KEITH ENRIQUEZ/Daily Bruin Senior Staff This campus van, driven by Kathy Harrington, has been more crowded than usual since the MTA strike began.
By Michael Falcone
Daily Bruin Senior Staff
The official start of fall quarter may prove to be a commuting nightmare for UCLA faculty, staff and students who ride Metropolitan Transportation Authority buses.
The disruption in service caused by the ongoing strike has already taken a toll on thousands who have been stranded since Sept. 16.
In response, UCLA Transportation Services and other agencies have taken steps to provide alternatives to MTA service through its emergency ride matching program.
“We’ve put out word to the campus community that if you need help, give us a call and we’ll try to match you with a carpool, vanpool or other bus service,” said Mark Stocki, director of Transportation Services.
Stocki said in the two weeks since Transportation Services started the emergency program, several hundred ride-sharing inquiries have been processed.
Stocki said Transportation Services currently has no plans to increase or reroute UCLA bus service in response to the strike – as they did in the aftermath of the 1994 Northridge earthquake when UCLA buses were routed to various locations in downtown L.A.
“Looking at the resources that are available to us, the best and smartest thing to do is what we’re doing now,” Stocki said.
But Stocki said he would like to see more alliances between UCLA and other public transportation services, such as the recently implemented program allowing riders to swipe their Bruin Card on the Santa Monica Big Blue Bus lines for free rides.
While the strike has taken a toll on the economic well-being of both businesses and individuals, it has meant a significant increase in ridership among other bus lines that serve the L.A. community.
Ridership on the Big Blue Bus line 10, which runs west from downtown L.A. to Santa Monica, has nearly doubled, according to Big Blue Bus General Operations Manager Stephanie Negriff.
Negriff said since the MTA has decided not to sell monthly bus passes for October if the strike continues past this week, the Big Blue Bus will accept MTA riders’ expired September passes for the duration of the strike.
With the strike threatening to enter its third week, MTA and union negotiators have been unable to reach an agreement.
In a statement released Wednesday, Yvonne Brathwaite Burke, L.A. County Supervisor and chairwoman of the MTA board of directors, expressed her disappointment with the union’s refusal to settle.

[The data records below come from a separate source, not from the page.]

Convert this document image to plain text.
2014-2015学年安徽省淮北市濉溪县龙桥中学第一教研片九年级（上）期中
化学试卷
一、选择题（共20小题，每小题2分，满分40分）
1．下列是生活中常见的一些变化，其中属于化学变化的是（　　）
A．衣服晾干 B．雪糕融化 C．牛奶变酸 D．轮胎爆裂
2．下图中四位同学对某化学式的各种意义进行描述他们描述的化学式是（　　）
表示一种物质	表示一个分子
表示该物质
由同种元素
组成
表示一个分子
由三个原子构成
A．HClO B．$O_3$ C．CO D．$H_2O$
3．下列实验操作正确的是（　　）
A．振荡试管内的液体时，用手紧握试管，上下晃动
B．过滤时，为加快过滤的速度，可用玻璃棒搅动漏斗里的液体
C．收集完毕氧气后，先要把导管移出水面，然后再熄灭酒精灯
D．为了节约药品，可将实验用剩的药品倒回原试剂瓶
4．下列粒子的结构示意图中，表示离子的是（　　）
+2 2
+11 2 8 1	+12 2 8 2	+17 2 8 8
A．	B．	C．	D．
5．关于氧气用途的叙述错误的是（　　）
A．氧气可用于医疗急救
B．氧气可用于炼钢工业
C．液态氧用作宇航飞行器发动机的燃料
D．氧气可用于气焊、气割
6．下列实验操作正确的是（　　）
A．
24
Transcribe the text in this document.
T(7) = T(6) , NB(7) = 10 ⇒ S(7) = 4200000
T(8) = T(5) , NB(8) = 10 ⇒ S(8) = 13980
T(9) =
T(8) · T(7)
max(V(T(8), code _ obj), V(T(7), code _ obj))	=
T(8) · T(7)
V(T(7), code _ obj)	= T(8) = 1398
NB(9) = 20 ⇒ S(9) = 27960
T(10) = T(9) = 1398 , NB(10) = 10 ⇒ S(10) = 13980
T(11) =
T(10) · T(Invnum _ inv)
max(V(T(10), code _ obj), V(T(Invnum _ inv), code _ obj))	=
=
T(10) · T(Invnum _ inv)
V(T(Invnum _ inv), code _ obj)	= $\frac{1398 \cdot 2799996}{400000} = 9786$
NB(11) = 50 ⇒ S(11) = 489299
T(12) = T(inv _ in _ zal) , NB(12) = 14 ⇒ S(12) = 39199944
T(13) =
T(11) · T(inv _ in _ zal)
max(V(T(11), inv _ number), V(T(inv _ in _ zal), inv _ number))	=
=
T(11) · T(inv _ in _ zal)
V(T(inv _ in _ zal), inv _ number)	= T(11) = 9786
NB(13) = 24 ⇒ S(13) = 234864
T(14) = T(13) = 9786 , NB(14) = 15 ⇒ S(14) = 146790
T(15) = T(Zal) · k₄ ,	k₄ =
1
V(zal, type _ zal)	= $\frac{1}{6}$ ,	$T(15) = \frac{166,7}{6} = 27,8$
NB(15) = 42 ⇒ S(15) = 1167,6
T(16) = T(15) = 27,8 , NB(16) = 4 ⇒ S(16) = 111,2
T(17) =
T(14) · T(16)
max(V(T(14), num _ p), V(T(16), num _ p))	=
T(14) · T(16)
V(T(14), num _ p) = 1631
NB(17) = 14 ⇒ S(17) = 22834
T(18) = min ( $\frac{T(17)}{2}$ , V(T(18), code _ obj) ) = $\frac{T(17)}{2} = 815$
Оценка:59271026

“(Union leadership) walked away from a package worth $43 million more in wages and benefits than the MTA is currently paying,” Burke said in the statement.
But union leaders say offers for a settlement on the part of the MTA are inadequate and they will stay off the buses until a more acceptable agreement can be reached.
“I thought we had some basis and a criteria set to start negotiations toward settlement,but that didn’t happen,” said James Williams, a spokesman for the United Transportation Union, in a statement released Wednesday on the UTU Web site.
Until a firm agreement is reached, MTA riders will have to continue finding alternative transportation.
But at a time when no one knows when MTA services will be revived, Stocki was optimistic about an end to the inconvenience the strike has caused.
“I just don’t see the MTA strike as lasting for months and months,” he said.